Thank you so much, and what would be the equivalent of resistors in series?

What would be a capacitor in this analogy?

 

[TomHart]

Hmmm. I guess resistors in series would be like different pipe sizes connected end-to-end. I guess at this point, it may be more helpful to think of the hole being cut into the side of the tank and have a horizontal pipe attached to the hole. So if you had one huge-diameter pipe attached to a hole of the same diameter in the tank, and then connect the output of that huge pipe to a pin-hole size pipe, you should be able to see that the pin-hole size pipe would dominate the amount of water that flows. It would be like placing a 1 MΩ resistor in series with a 1 Ω resistor. The 1 Ω resistor is negligible.

I don't really have a good understanding of fluid flow, so I can't take this analogy very far. So as far as a capacitor, I'm not sure.

 

[John Park]

Yes, the capacitor's tricky in that model. It might be a large vessel with an inlet at one side and an outlet at the other and water in the vessel, but a flexible membrane dividing the vessel down the middle. If one side of the tank fills up more, the membrane will bulge a bit but no water will actually get through. On the other hand if the water level on one side oscillates, the membrane will bulge in and out and transmit the pressure changes to the other side. I'm not sure that's accurate in detail, but it gives some idea of what a capacitor does.

 

[cnh1995]

If you were to measure the electric potential at a certain point

In a circuit, you should first pick a point and call it the 'reference node' or 'ground'. All the potentials in the circuit are with respect to the ground. So naturally, potential of the ground will be 0V. Circuits work on potential 'difference'. So what you measure is the potential 'difference' between two points.
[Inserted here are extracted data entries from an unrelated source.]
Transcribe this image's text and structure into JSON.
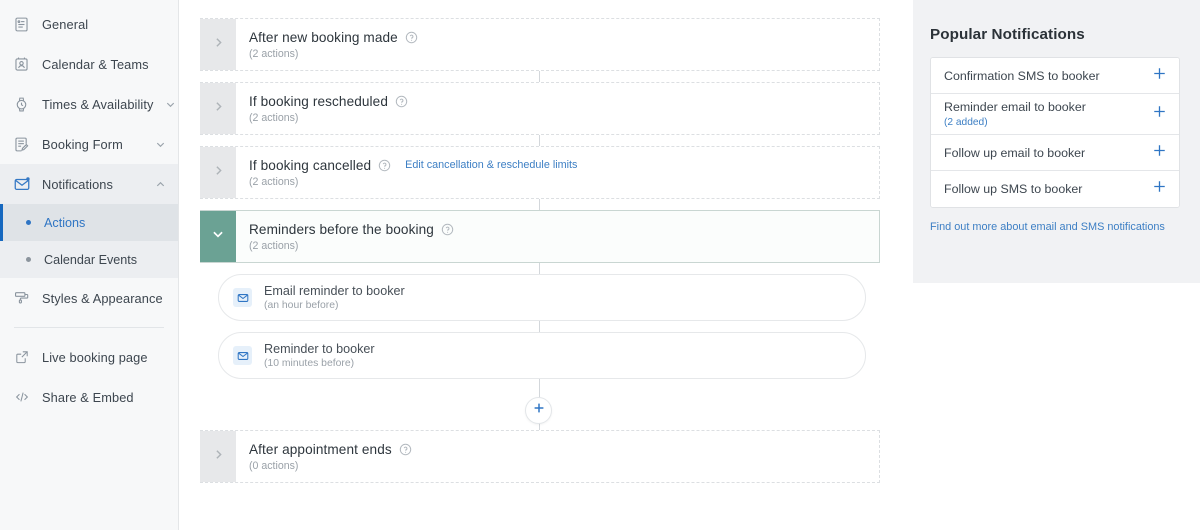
{
  "sidebar": {
    "items": [
      {
        "label": "General",
        "icon": "document-icon",
        "expandable": false
      },
      {
        "label": "Calendar & Teams",
        "icon": "contact-card-icon",
        "expandable": false
      },
      {
        "label": "Times & Availability",
        "icon": "watch-icon",
        "expandable": true,
        "chevron": "chevron-down-icon"
      },
      {
        "label": "Booking Form",
        "icon": "form-edit-icon",
        "expandable": true,
        "chevron": "chevron-down-icon"
      },
      {
        "label": "Notifications",
        "icon": "envelope-notify-icon",
        "expandable": true,
        "chevron": "chevron-up-icon",
        "active_parent": true
      }
    ],
    "sub_items": [
      {
        "label": "Actions",
        "active": true
      },
      {
        "label": "Calendar Events",
        "active": false
      }
    ],
    "after_items": [
      {
        "label": "Styles & Appearance",
        "icon": "paint-roller-icon"
      }
    ],
    "footer_items": [
      {
        "label": "Live booking page",
        "icon": "external-link-icon"
      },
      {
        "label": "Share & Embed",
        "icon": "code-brackets-icon"
      }
    ]
  },
  "flow": {
    "rows": [
      {
        "title": "After new booking made",
        "sub": "(2 actions)",
        "state": "collapsed",
        "chevron": "chevron-right-icon",
        "link": ""
      },
      {
        "title": "If booking rescheduled",
        "sub": "(2 actions)",
        "state": "collapsed",
        "chevron": "chevron-right-icon",
        "link": ""
      },
      {
        "title": "If booking cancelled",
        "sub": "(2 actions)",
        "state": "collapsed",
        "chevron": "chevron-right-icon",
        "link": "Edit cancellation & reschedule limits"
      },
      {
        "title": "Reminders before the booking",
        "sub": "(2 actions)",
        "state": "expanded",
        "chevron": "chevron-down-icon",
        "link": ""
      }
    ],
    "actions": [
      {
        "title": "Email reminder to booker",
        "sub": "(an hour before)",
        "icon": "envelope-icon"
      },
      {
        "title": "Reminder to booker",
        "sub": "(10 minutes before)",
        "icon": "envelope-icon"
      }
    ],
    "add_button": {
      "icon": "plus-icon",
      "label": "+"
    },
    "last_row": {
      "title": "After appointment ends",
      "sub": "(0 actions)",
      "state": "collapsed",
      "chevron": "chevron-right-icon"
    }
  },
  "right_panel": {
    "title": "Popular Notifications",
    "items": [
      {
        "label": "Confirmation SMS to booker",
        "sub": "",
        "action_icon": "plus-icon"
      },
      {
        "label": "Reminder email to booker",
        "sub": "(2 added)",
        "action_icon": "plus-icon"
      },
      {
        "label": "Follow up email to booker",
        "sub": "",
        "action_icon": "plus-icon"
      },
      {
        "label": "Follow up SMS to booker",
        "sub": "",
        "action_icon": "plus-icon"
      }
    ],
    "footer_link": "Find out more about email and SMS notifications"
  },
  "colors": {
    "accent_blue": "#2f75c4",
    "expanded_teal": "#6ba294",
    "sidebar_bg": "#f7f8f9",
    "panel_bg": "#f1f2f4"
  }
}
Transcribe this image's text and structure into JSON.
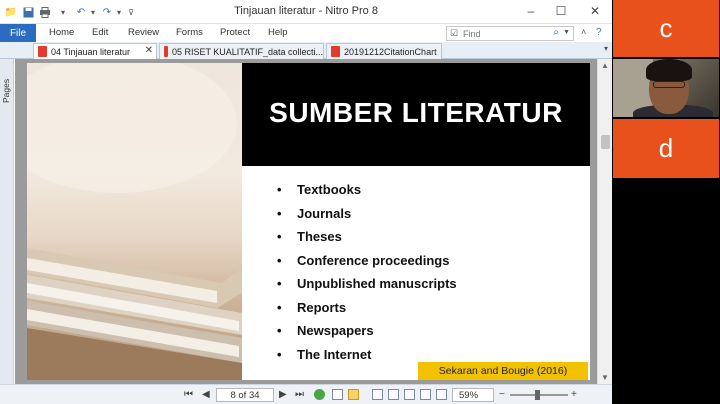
{
  "window": {
    "title": "Tinjauan literatur - Nitro Pro 8",
    "controls": {
      "minimize": "–",
      "maximize": "☐",
      "close": "✕"
    }
  },
  "quick_access_icons": [
    "folder-icon",
    "save-icon",
    "print-icon",
    "undo-icon",
    "redo-icon",
    "dropdown-icon"
  ],
  "ribbon": {
    "file_label": "File",
    "tabs": [
      "Home",
      "Edit",
      "Review",
      "Forms",
      "Protect",
      "Help"
    ],
    "find_placeholder": "Find"
  },
  "document_tabs": [
    {
      "label": "04 Tinjauan literatur",
      "active": true
    },
    {
      "label": "05 RISET KUALITATIF_data collecti...",
      "active": false
    },
    {
      "label": "20191212CitationChart",
      "active": false
    }
  ],
  "side_pane": {
    "pages_label": "Pages"
  },
  "slide": {
    "title": "SUMBER LITERATUR",
    "bullets": [
      "Textbooks",
      "Journals",
      "Theses",
      "Conference proceedings",
      "Unpublished manuscripts",
      "Reports",
      "Newspapers",
      "The Internet"
    ],
    "citation": "Sekaran and Bougie  (2016)",
    "citation_color": "#f2c200"
  },
  "status_bar": {
    "page_indicator": "8 of 34",
    "zoom": "59%",
    "zoom_minus": "−",
    "zoom_plus": "+"
  },
  "video_panel": {
    "tiles": [
      {
        "letter": "c",
        "color": "#e8501c"
      },
      {
        "letter": "d",
        "color": "#e8501c"
      }
    ]
  },
  "colors": {
    "accent": "#2b6cc0",
    "slide_title_bg": "#000000"
  }
}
Also, why have I heard of voltage being "the force" that pushing electrons through a circuit, when voltage is not a force. Force is measured in Newtons, and voltage is Joules/Coulomb. So I can't grasp how voltage could "push" electrons, given the units voltage has.

Voltage is not a force. Voltage (EMF precisely) of the battery creates electric fields of different magnitudes in various circuit components and wires. Electric field is the gradient of potential. But the field inside the wires is negligible compared to that in the resistors, which means there is a negligible potential gradient. Hence, potential of a wire is assumed to be constant and hence, voltage "across" the wire is zero.

See if this thread helps..
https://www.physicsforums.com/posts/5687446/

 

[Luke0034]

In a circuit, you should first pick a point and call it the 'reference node' or 'ground'. All the potentials in the circuit are with respect to the ground. So naturally, potential of the ground will be 0V. Circuits work on potential 'difference'. So what you measure is the potential 'difference' between two points.

Voltage is not a force. Voltage (EMF precisely) of the battery creates electric fields of different magnitudes in various circuit components and wires. Electric field is the gradient of potential. But the field inside the wires is negligible compared to that in the resistors, which means there is a negligible potential gradient. Hence, potential of a wire is assumed to be constant and hence, voltage "across" the wire is zero.

See if this thread helps..
https://www.physicsforums.com/posts/5687446/

Thanks Sheldon, I freaking love you!

 

[anorlunda]

Usually, I don't like the water analogy, but I must admit that it helps sometimes.

Credit this picture to PF member @Jony130 .
It includes resistors, capacitors, inductors, a switch, even a diode. It can work with AC or DC.
Very clever.

 

[David Lewis]

Also, why have I heard of voltage being "the force" that pushing electrons through a circuit, when voltage is not a force. Force is measured in Newtons, and voltage is joules/coulomb. So I can't grasp how voltage could "push" electrons, given the units voltage has.

The force that pushes electrons is electrostatic force. Electromotive force is a bit of a misnomer. EMF is an energy concentration, not a force.